Managing Your Meds
Ever get tired of taking your pills? Or maybe you forgot your first pill of the day and just decided to take it with your next set of pills. You are not alone though, doctors estimate that 50% of patients do not adhere to medication prescription 1. No big deal, right? Wrong. There are many maintenance medications that need to be taken at a certain time every day. You might think it’s just a few hours, so what could it hurt? It could hurt a lot. When your doctor tells you that you have to keep some pills separate, take some without food, or that pill needs to be at the exact same time every day, they really mean it. Not only can that chronic condition that you are trying to manage flare up, but those medications might cross indicate with each other causing even more problems.
Late is better than never, but on time is best
If you are taking medication for heart failure, the heart is actually more likely to fail every hour that medication is fading out of your system. Your blood pressure could start to increase every hour, causing your body to suffer from hypertension which also makes you more at risk for other conditions like a stroke. For someone taking thyroid medication, all the symptoms and long term risks are heightened and there is even the risk of coma if going too long without their medication. Medication for the immune system in the case of an autoimmune disease can actually cause a full on autoimmune flare up if the medication that is holding it at bay is skipped long enough. Diabetics also risk coma if they don’t keep on top of their insulin doses. Each late dose is giving the disease a better grip on the body.

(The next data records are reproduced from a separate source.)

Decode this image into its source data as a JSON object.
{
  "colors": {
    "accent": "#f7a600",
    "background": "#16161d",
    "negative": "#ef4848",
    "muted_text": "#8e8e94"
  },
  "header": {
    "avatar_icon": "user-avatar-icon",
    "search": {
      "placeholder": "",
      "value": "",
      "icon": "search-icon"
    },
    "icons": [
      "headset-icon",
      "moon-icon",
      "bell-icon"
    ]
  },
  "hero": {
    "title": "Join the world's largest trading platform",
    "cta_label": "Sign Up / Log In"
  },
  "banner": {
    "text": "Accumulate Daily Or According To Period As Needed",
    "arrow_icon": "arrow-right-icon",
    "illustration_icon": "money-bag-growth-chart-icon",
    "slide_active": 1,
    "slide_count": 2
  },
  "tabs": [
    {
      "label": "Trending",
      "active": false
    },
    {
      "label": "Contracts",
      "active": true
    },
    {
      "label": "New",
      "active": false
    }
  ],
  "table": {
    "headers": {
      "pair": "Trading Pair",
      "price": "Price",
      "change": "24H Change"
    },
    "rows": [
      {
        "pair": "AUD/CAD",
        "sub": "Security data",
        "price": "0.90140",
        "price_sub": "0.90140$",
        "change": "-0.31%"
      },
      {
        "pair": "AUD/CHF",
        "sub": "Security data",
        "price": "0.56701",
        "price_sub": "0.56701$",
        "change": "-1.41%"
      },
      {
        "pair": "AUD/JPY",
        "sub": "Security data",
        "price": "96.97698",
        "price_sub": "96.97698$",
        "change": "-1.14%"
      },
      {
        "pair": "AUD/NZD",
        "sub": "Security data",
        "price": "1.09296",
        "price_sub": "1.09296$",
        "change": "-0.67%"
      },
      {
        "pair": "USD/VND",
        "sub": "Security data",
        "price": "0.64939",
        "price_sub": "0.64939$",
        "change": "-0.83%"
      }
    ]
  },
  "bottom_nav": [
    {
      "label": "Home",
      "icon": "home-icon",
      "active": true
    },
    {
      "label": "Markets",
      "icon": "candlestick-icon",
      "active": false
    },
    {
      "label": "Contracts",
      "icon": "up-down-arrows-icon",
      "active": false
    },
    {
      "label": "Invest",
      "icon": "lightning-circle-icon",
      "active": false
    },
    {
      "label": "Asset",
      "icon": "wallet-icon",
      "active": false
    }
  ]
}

One of the most important medications that is difficult to take on time is for Parkinson’s disease because of how many doses it requires per day. Often times it requires a dose to be taken in the middle of the night. A single missed dose can cause hallucinations, freezing, and even changes in personality. The list of symptoms for missed Parkinson’s medication is longer than this entire article, but to keep this short; missing and late medications are very bad. If you want to know what the risks are for your particular situation, give your doctor a call.
There is a method to mixing and not mixing medications
Some medications have to be taken at different times because they can cause an interaction. That’s why you might be told to take one medication and then a different medication has to be 4 hours after the first. Or maybe you are on heart medication and the doctor said no more of your favorite grapefruit juice. Over the counter medications (OTCs), foods, beverages, and even other prescribed medications can have bad reactions when mixed. The results can range from making your medication less effective (or completely ineffective) to more serious results like bleeding to death and coma. It’s always best to inform your doctor and pharmacist of any prescribed medications, OTCs, or supplements that you are currently take or might consider taking.